Should you wish, here are some suggestions that you could try (a la "ice bucket challenge") to experience some common symptoms
1. Optic Neuritis
The visual disturbances that come with optic neuritis can range from mild and slightly irritating to sever and difficult to deal with. For me they are characterised by general desaturation (just play with the filters on your favourite photo editing programme) and a specific loss of the colour red (very noticeable in London with all the red buses!). There is also quite often a general visual disturbance which makes it hard to see detail - choose a fairly grey day and walk around with your sunglasses on.
2. Numb legs and feet
I don't have much feeling in my legs below the knee, certainly pretty much none in my feet - I have to look to check if I have socks and shoes on or not, and to make sure where they are in relation to the rest of my body - they have their own pathway in time and space (!). What does it feel like? Put on a couple of pairs of really thick socks.
3. Numb hands
My fingers are all pretty numb too. It makes touch typing quite amusing if I happen to miss placing my fingers on the home keys! It makes it difficult to put in earrings, do up necklaces and buttons and generally anything that requires mine motor skills. How does it feel? Trying putting on a couple of pairs of snug-fitting rubber gloves.
4. Balance problems
I can walk a few steps without losing my balance; it is safest to use walking aids (or make sure that there is some furniture to grab on to). To replicate this you could either try spinning around really fast until you get dizzy (you know how much fun that was when you were a kid!). To make you more conscious of your balance and walking get a nice heavy book, balance it on your head, and go about your day.

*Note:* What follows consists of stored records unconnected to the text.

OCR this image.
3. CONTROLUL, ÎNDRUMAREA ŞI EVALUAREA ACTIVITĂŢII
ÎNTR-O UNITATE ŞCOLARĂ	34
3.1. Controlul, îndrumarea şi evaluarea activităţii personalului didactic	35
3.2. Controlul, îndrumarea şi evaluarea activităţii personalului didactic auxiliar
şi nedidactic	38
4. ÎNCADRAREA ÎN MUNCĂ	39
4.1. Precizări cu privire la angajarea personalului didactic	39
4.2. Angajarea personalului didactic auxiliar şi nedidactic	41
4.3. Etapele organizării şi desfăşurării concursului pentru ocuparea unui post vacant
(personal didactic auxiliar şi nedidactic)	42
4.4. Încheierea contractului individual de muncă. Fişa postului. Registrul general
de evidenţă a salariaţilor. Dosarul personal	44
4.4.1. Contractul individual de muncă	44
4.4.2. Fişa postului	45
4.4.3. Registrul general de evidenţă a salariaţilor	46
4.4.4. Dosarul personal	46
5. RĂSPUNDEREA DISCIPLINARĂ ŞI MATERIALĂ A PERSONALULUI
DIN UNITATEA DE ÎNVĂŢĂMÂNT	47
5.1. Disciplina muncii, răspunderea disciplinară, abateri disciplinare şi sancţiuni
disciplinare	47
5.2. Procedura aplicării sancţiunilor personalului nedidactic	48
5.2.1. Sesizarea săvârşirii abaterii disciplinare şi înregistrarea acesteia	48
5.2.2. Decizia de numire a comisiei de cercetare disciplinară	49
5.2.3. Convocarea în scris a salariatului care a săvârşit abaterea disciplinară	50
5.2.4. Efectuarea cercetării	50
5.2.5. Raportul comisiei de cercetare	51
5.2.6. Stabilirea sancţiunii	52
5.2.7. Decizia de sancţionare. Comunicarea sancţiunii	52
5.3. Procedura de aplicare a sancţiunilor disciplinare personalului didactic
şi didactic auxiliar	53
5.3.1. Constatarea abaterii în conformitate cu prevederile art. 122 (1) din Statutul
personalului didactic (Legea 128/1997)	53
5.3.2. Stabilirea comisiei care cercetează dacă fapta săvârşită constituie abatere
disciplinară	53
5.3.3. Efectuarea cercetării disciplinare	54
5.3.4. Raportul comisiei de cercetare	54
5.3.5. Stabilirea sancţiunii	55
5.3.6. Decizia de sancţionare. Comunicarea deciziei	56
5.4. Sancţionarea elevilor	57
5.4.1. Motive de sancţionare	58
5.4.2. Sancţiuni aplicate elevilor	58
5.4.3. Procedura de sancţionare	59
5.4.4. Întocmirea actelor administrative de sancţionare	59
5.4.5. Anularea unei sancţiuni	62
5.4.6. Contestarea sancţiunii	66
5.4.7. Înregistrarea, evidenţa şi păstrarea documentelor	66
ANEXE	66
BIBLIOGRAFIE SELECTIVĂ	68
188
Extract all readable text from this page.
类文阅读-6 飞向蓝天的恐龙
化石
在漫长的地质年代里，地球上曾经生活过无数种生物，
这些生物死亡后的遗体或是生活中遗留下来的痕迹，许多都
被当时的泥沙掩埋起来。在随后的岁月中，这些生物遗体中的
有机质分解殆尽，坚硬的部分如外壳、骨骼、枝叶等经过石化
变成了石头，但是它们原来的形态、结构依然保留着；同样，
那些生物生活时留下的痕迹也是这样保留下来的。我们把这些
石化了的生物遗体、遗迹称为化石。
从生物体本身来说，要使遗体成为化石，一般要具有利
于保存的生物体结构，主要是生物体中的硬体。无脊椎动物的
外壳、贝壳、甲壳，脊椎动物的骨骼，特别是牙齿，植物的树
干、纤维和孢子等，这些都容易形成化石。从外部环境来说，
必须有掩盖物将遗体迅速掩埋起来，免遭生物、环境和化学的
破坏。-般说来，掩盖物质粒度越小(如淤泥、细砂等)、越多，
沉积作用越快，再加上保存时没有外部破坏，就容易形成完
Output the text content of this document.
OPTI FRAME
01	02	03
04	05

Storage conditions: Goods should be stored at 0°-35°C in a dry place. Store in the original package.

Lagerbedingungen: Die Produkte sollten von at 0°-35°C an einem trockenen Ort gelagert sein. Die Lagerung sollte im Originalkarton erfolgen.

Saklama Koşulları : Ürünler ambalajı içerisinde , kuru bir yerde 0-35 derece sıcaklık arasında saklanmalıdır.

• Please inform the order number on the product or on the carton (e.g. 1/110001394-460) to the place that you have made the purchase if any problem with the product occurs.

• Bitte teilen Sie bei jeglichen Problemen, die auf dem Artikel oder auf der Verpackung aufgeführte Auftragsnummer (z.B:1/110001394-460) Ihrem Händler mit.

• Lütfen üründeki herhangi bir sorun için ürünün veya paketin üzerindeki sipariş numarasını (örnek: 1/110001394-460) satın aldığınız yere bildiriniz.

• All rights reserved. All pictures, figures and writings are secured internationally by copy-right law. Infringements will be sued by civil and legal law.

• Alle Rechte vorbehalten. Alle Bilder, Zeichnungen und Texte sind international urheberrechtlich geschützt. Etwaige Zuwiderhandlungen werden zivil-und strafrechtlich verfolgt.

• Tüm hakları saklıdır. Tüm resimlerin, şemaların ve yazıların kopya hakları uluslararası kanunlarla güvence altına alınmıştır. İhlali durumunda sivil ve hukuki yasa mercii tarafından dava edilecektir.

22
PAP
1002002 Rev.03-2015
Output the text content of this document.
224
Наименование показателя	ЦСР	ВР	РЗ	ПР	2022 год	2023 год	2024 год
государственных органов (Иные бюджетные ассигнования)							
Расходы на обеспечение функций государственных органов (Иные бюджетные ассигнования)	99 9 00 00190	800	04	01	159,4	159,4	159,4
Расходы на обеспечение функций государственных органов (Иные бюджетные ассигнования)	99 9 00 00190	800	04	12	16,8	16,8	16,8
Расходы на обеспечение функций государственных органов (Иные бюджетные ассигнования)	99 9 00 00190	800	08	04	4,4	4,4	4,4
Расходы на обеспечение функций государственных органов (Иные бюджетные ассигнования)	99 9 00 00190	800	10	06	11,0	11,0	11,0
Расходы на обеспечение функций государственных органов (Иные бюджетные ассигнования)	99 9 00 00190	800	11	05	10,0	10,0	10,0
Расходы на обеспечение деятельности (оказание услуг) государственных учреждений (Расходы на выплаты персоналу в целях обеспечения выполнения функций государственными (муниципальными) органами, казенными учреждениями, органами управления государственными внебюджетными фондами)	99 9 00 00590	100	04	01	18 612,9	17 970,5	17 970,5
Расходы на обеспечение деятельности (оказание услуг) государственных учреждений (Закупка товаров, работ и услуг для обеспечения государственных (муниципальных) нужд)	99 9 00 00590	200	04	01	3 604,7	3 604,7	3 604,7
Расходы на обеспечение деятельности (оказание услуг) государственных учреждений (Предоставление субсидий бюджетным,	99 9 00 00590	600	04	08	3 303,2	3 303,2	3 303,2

Fatigue is one of the difficult symptoms people deal with. It is invisible and misunderstood. It goes deeper than just being tired and needing a nap (although that should never be turned down). Fatigue is crushing. It comes on suddenly. I'll be walking, or standing, or just going about my day when I hit the wall. Then I have to stop. Immediately. I have to sit down. Immediately. Fatigue can be managed, you can plan your activities to make sure you don't run out of spoons. At the end of the day though, when fatigue hits that is it. Difficult to replicate this one, but a little way towards it would be getting some of those strap on weights and attaching them around your ankles and wrists and strenuously going about your day.
There are many more symptoms than the handful above; the best way to understand them, really, is to talk to people who have MS and find out what their personal experiences are.